Should add how to bypass MFA using phishing and SSH Multiplexing to the article.
Need to mention sshuttle [0] here, as it magically solves a bunch of these problems without constant reconfiguration

[0] https://github.com/sshuttle/sshuttle

Yup, use it regularly in order to jump through networks where a VPN/Wireguard setup is not possible. It can also forward DNS requests and handle local NS operations reasonably well, such that it can be used as a low-key split-VPN client (i.e. only forwards traffic for a specific domain or IP range without redirecting any other traffic). Note that for integration with `systemd-resolved`, one needs to jump through a few hoops, but I feel its works very nicely: https://github.com/sshuttle/sshuttle/issues/688#issuecomment....
Another option that I never see mentioned anywhere is -w which allows you to create either layer2 or layer3 tunnels via a tun(4) interface.
My favorite use of this is peer-to-peer transfer of Docker images. The Docker CLI only allows you to use registries authenticated with HTTPS but there's an exception where it allows HTTP transfers over localhost.

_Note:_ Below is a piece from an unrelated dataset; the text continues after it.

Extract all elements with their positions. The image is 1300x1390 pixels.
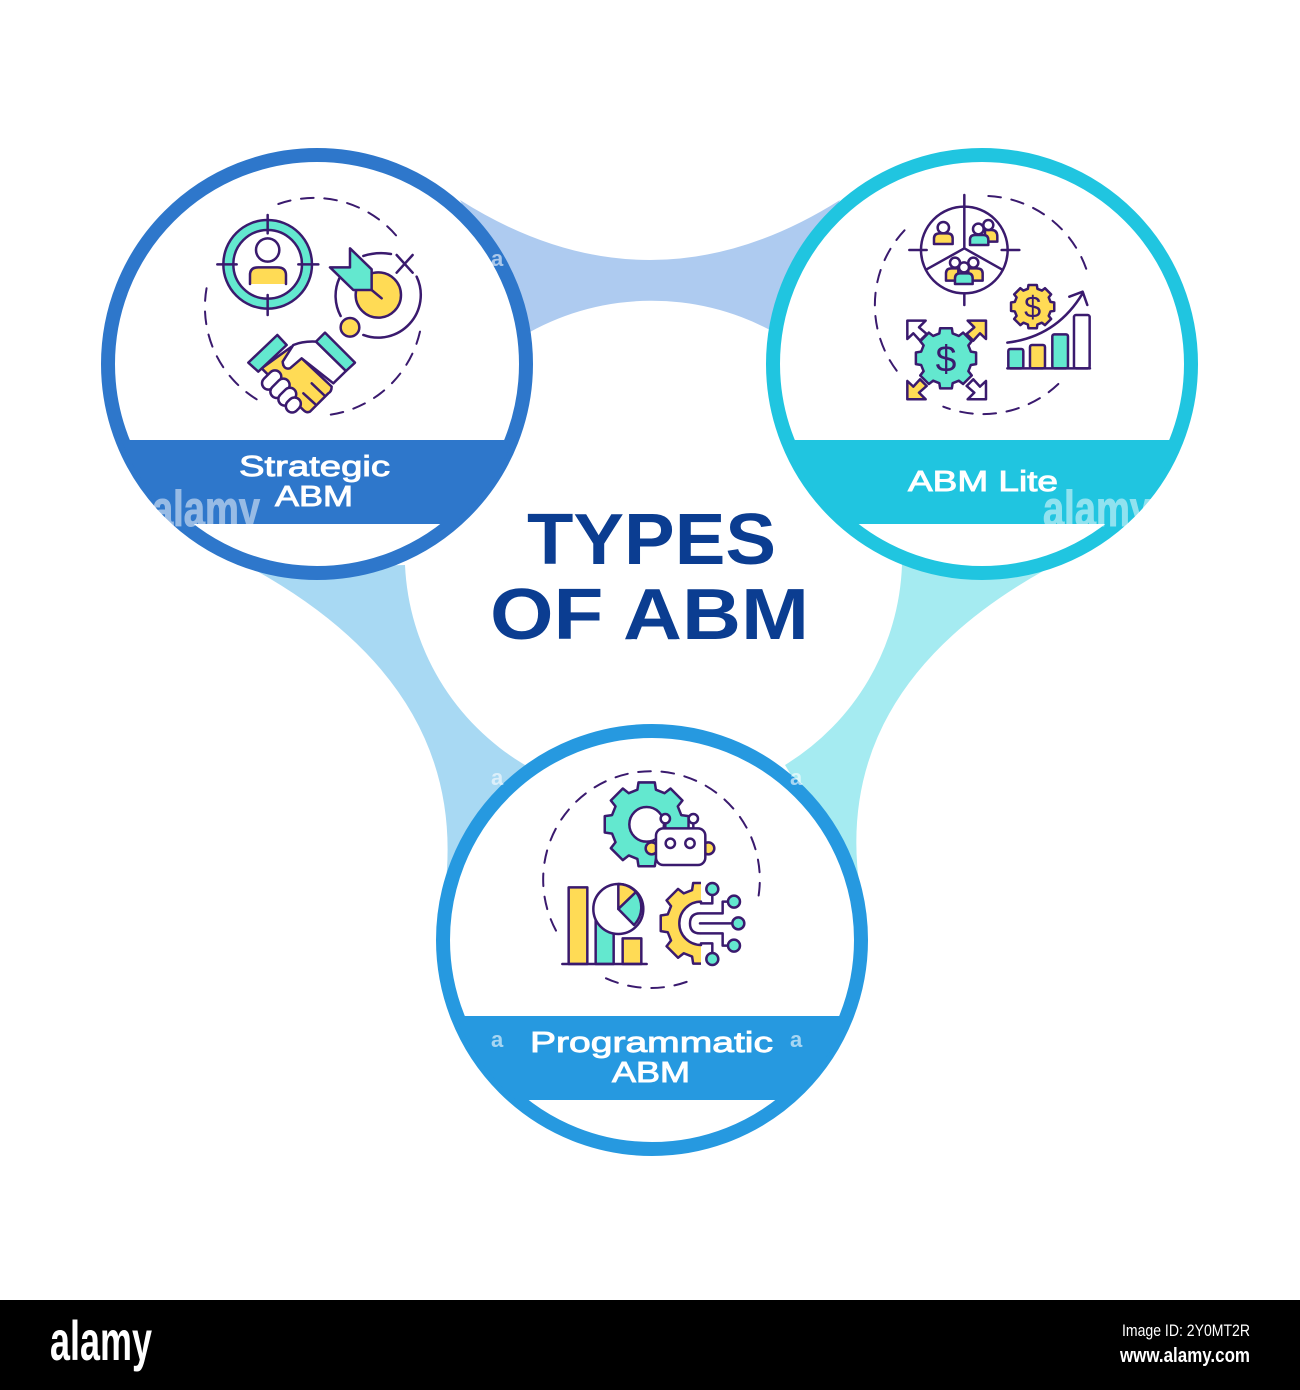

So, if you use SSH tunneling to forward a port from localhost to a remote, then Docker unwittingly pushes to a remote. This is super useful "off the grid" with robotics/embedded applications where you don't want to bother with a registry and a good Internet connection.

Example, docker pussh: https://github.com/psviderski/unregistry

Thanks! I will keep this for reference. I use ssh alot but thie reminds me that I can learn new ways of tunneling :-)
Weird.. I have almost this exact same "cheat sheet" printed out and stuck up on my whiteboard.. except it's slightly different. Only 4 panels instead of 6 and the panels don't have titles.

I know this is a solid "cool story bro" moment, but whatever hah

BTW I use this and a systemd unit file and SSH tunnel my Jellyfin to a public VPS to its local host.

I then use nginx to proxy it.

Because its a unit file, sshd reconnects if my ISP's IP changes. Does so within 30s. Also hides my ISP IP in case I have to turn it off.

And no data is effectively on the VPS. Its just a mostly empty machine.

Always annoys me -p(port) for ssh clashes with -p(reserve permissions) for sftp and scp. Unavoidable given history.

Also annoys me we "invented" ssh:// url format after the tools were baked so it's a somewhat odd bonding into the model.

The best part of this is you can daisy chain tunnels and have a network connection between any machines you can ssh into.

If you have a private server with a public IP, you don't need localtunnel etc.. you can just use ssh tunnels to expose your home network services over public IP.

I think that the start of the article is at least a bit exaggerated:

    SSH is yet another example of an ancient technology that is still in wide use today.
Ancient technology? If it was telnet or FTP... But SSH is much younger than, let's say, IPv4, which is _maybe_ ancient technology still in wide use today.